La France a ensuite confirmé son engagement abolitionniste en ratifiant tout d’abord en 1985, le 6e Protocole à la Convention européenne des droits de l’homme qui visait à interdire aux États de recourir à la peine de mort. Ensuite, conformément à l’article 89 de la Constitution, le congrès vote la constitutionnalisation de l’interdiction de la peine de mort en 2007 (L. const. n° 2007-239 du 23 févr. 2007 relative à l’interdiction de la peine de mort). Cette dernière est inscrite à l’article 66-1 du texte.
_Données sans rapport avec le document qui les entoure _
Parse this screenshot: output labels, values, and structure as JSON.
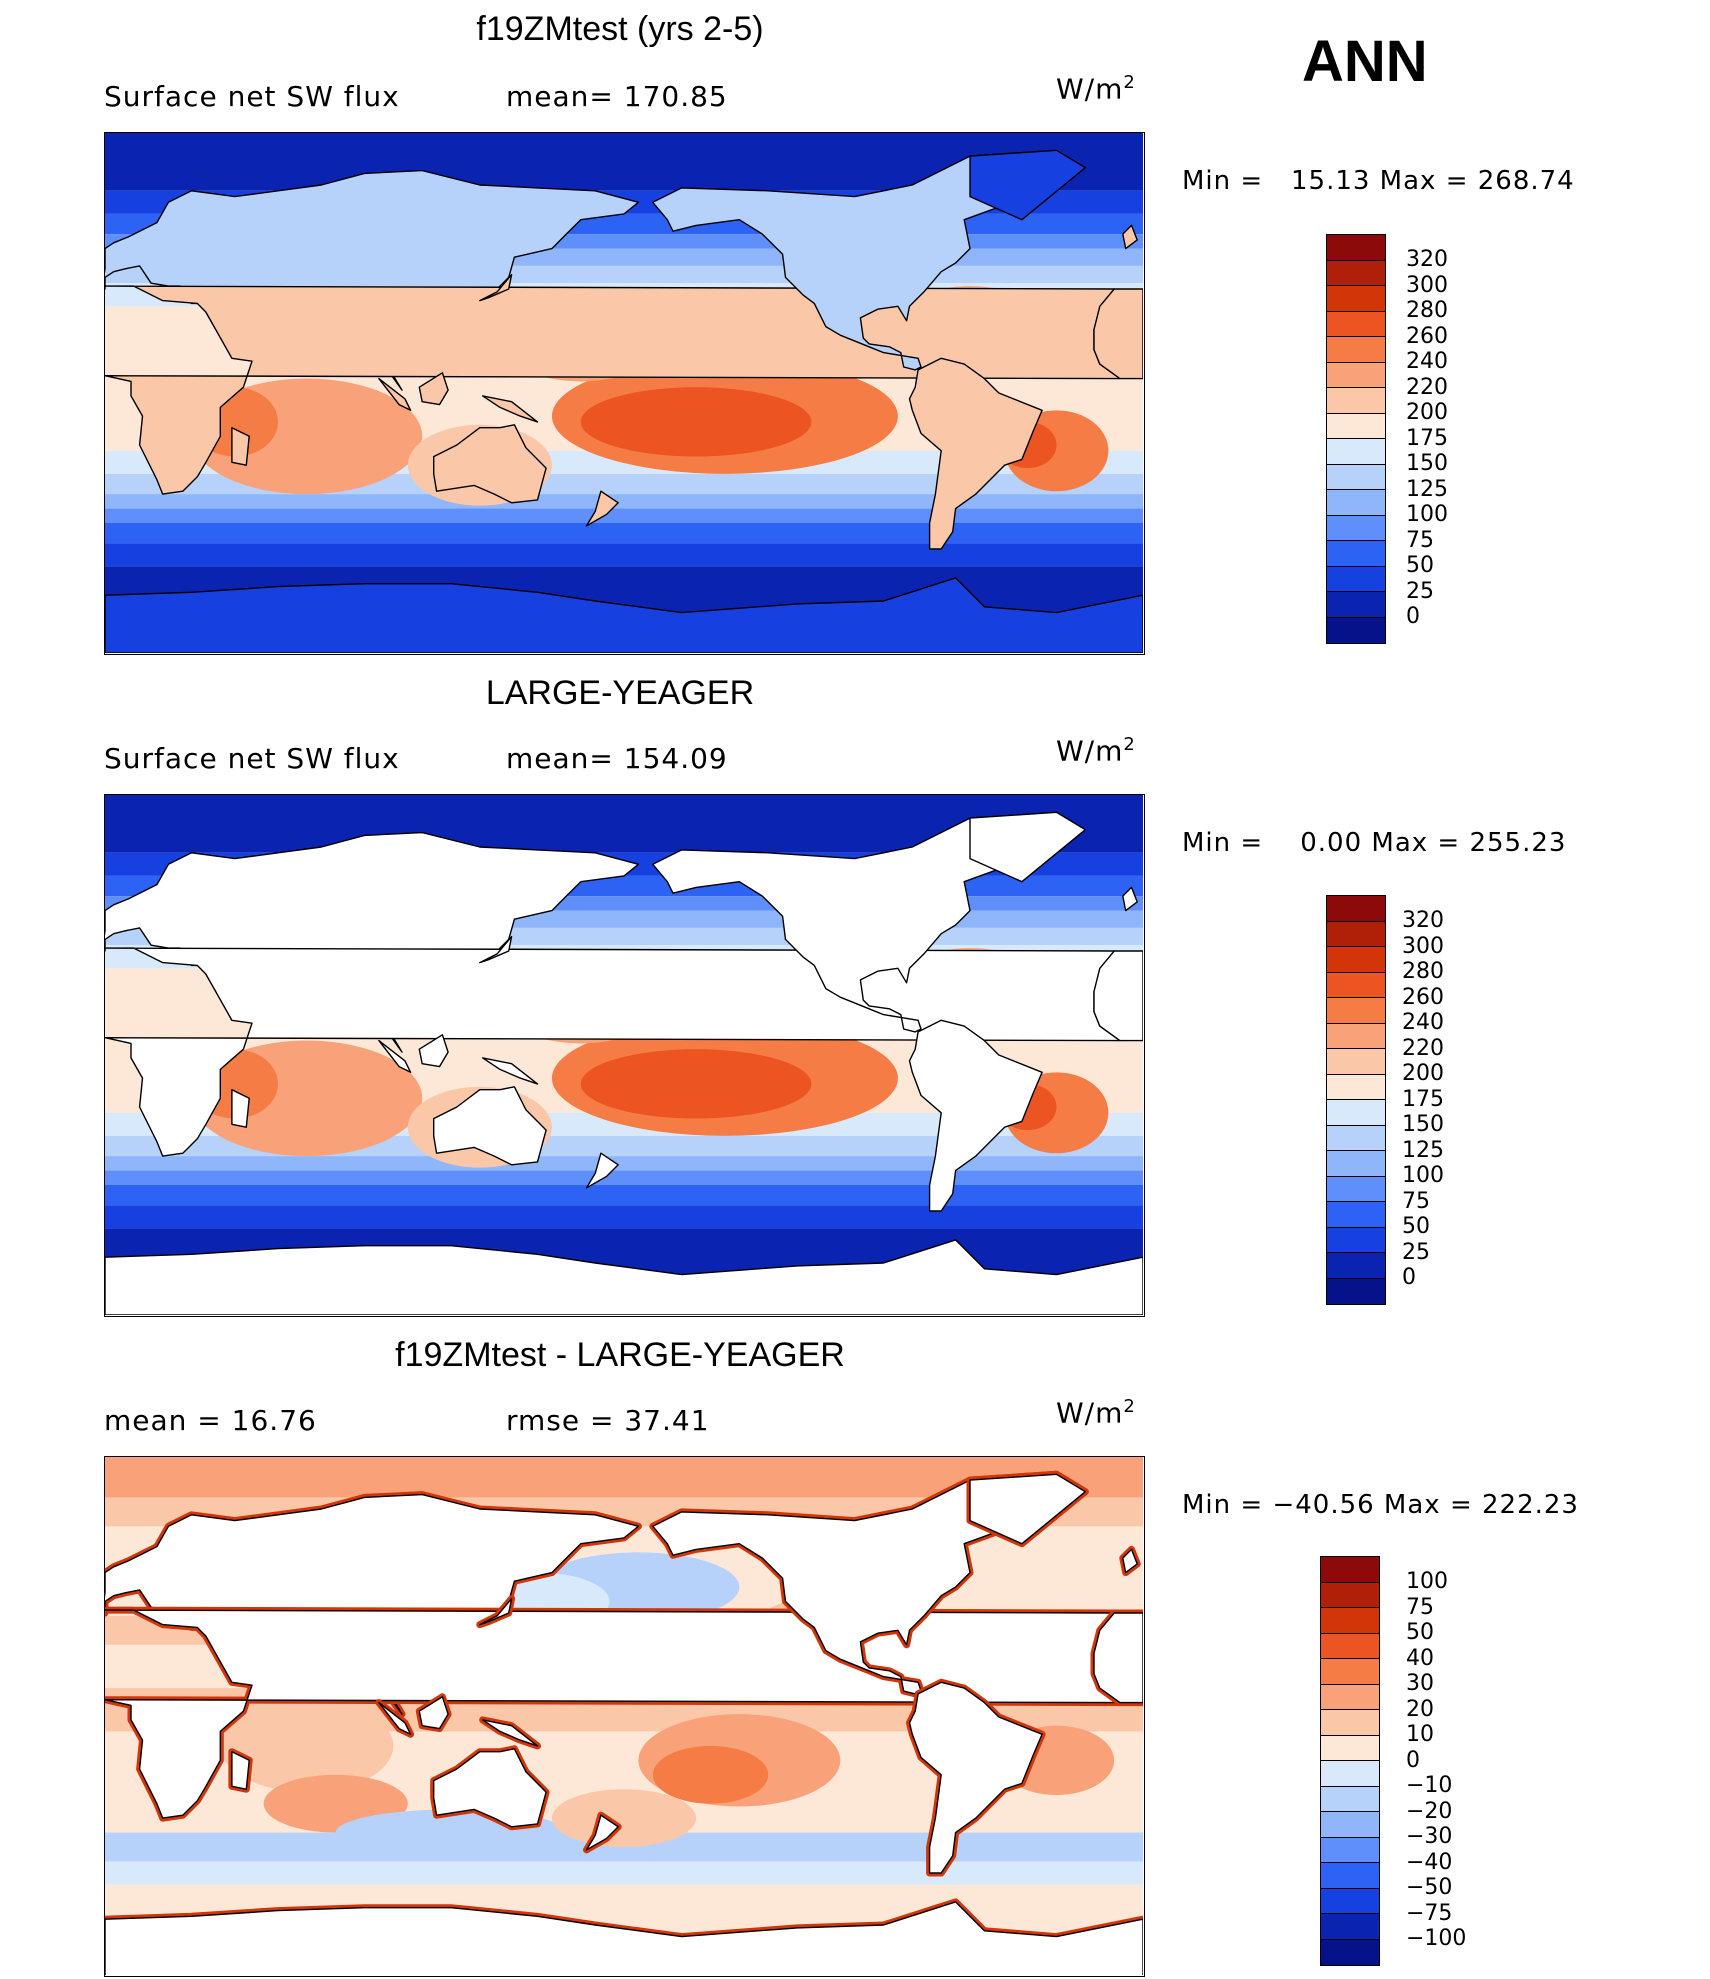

Il est intéressant de constater que l’engagement contre la peine capitale en France s’est toujours fait alors que l’opinion publique était (et est encore) assez partagée sur le sujet (v. Baromètre « Fractures française 2020 », Ipsos/sopra Steria pour le Monde, la Fondation Jean Jaurès et l’Institut Montaigne, p. 31-32, ici). Les arguments en faveur de l’abolition ne sont pas nouveaux mais ils méritent d’être sans cesse rappelés car le combat est toujours d’actualité. Certes, la tendance s’inverse progressivement : en 1981, ce sont deux tiers des États qui pratiquaient régulièrement la peine de mort. Aujourd’hui, 60 % des états sont abolitionnistes et parmi les 193 États membres des Nations-Unies, 109 sont abolitionnistes pour tous les crimes, 8 le sont pour les crimes de droit commun et 29 sont en moratoire sur les exécutions. Néanmoins, 52 états appliquent encore la peine de mort (v. Baromètre de la peine de mort, ici).
Si l’importance de poursuivre le combat ne fait aucun doute, elle ne doit pas occulter d’autres débats essentiels à mener à l’instar de celui de la conciliation de la peine de réclusion criminelle et les droits des détenus. La Cour européenne des droits de l’homme se montre particulièrement attentive au respect de l’article 3 de la convention par les États parties vis-à-vis des personnes condamnées à perpétuité (v. par ex., CEDH 9 juill. 2013, Vinter c/ Royaume-Uni, n° 66069/09 et 4 sept. 2014, Trabelsi c/ Belgique, n° 140/10). L’ensemble de ces éléments démontrent combien la question du choix et du sens de la peine dans nos sociétés contemporaines doit encore être renouvelée.
Références :
■ CEDH 9 juill. 2013, Vinter c/ Royaume-Uni, n° 66069/09 : D. 2013. 2081, obs. M. Lena, note J.-F. Renucci ; ibid. 2713, obs. G. Roujou de Boubée, T. Garé, M.-H. Gozzi, S. Mirabail et T. Potaszkin ; ibid. 2014. 1235, obs. J.-P. Céré, M. Herzog-Evans et E. Péchillon ; AJ pénal 2013. 494, obs. D. van Zyl Smit ; RSC 2013. 625, chron. P. Poncela ; ibid. 649, obs. D. Roets.
■ CEDH 4 sept. 2014, Trabelsi c/ Belgique, n° 140/10 : AJDA 2014. 1688.